Wasser auch im Kolosseum

Italien wird von neuen schweren Herbstunwettern heimgesucht

  • Wolf H. Wagner, Florenz
  • Lesedauer: 2 Min.
Zum zweiten Mal in diesem Herbst haben in Italien Unwetter zu übertretenden Flüssen und überfluteten Städten geführt. In der Nordtoskana sind hunderte Menschen obdachlos.

Normalerweise ist der Carrione ein träge dahinfließender Bach, der sich mit seinem milchig weißen Wassern aus den Marmorbergen oberhalb Carraras zur tyrrhenischen Küste ergießt. Nicht jedoch in diesen Tagen, wo Starkregenfälle alle Dämme brechen ließen und binnen weniger Stunden 400 Liter Wasser auf einen Quadratmeter fielen. Die Straßen Carraras und des Küstenorts Marina di Carrara waren von lehmig-braunem Wasser bedeckt, in einigen Wohngebieten mussten die Menschen sich auf die Dächer flüchten und wurden mit Hubschraubern evakuiert.

Das gleiche Bild bot sich nahezu an der gesamten Westküste Italiens. Am Donnerstagmorgen vermeldete Rom sintflutartige Wolkenbrüche, Straßen wurden überschwemmt, drei Metrostationen mussten aus Gefahrengründen geschlossen werden. Von Cuneo im Nordwesten des Landes bis Catania auf Sizilien wurde Unwetterwarnung der höchsten Stufe ausgerufen und empfohlen, Schulen und öffentliche Einrichtungen in den gefährdetsten Gebieten zu schließen.
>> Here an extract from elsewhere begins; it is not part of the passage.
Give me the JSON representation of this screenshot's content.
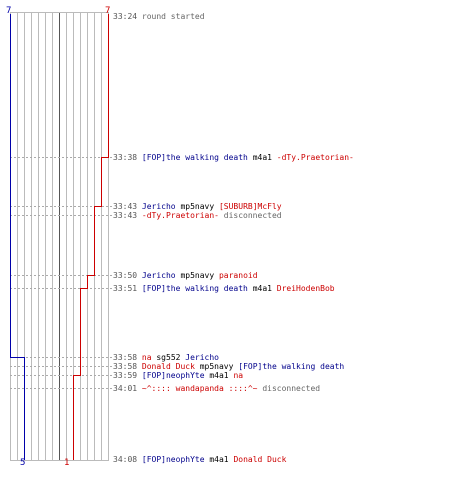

Geschlossen blieb auch die hauptstädtische Universität Sapienza, während die Universität Tor Vergata zunächst den Lehrbetrieb fortsetzte. Videoaufnahmen zeigten indes, wie der Regen in Tor Vergata eindrang und Flure unter Wasser setzte. Geschlossen wurden auch das Forum Romanum und das Colosseum, weil wegen des Sturmes mit herabfallenden Gesteinsbrocken gerechnet werden muss. Roms Bürgermeister Ignazio Marino appellierte an alle Bürger, die Benutzung ihrer Autos zu vermeiden.

Das am schwersten betroffene Gebiet liegt zwischen La Spezia und Pisa. In Carrara und Massa sind 1700 Wohnungen unbrauchbar geworden, Fabriken und Läden stehen unter Wasser. Hunderte Menschen mussten in Notquartieren untergebracht werden. »Zum Glück gibt es weder Tote noch Verletzte«, sagte der Bürgermeister von Carrara, Angelo Zubbani.

Doch die Schäden sollen in die Millionen gehen. Außer an Industrieanlagen und Privathäusern ist auch ein beträchtlicher Schaden an den Dämmen des Carrione entstanden - mehrere hundert Meter sind von den Fluten einfach eingedrückt worden, obwohl die Schutzdämme erst nach der Flut von 2012 erneuert wurden.

So verwundert es nicht, wenn die Staatsanwaltschaft von Carrara Ermittlungen wegen schuldhafter Herbeiführung einer Umweltkatastrophe eröffnete. Wie Oberstaatsanwalt Aldo Giubilaro erklärte, könnten die Ermittlungen an das laufende Verfahren aus dem Jahre 2012 angehängt werden, in dem die Ursachen für den Bruch von einem Kilometer Damm des Carrione und die Beschädigung der Aurelia-Brücke untersucht würde.

Die Meteorologen geben noch keine Entwarnung, die Schlechtwetterzone hat sich am Donnerstag auch auf die Ostseite Italiens ausgedehnt.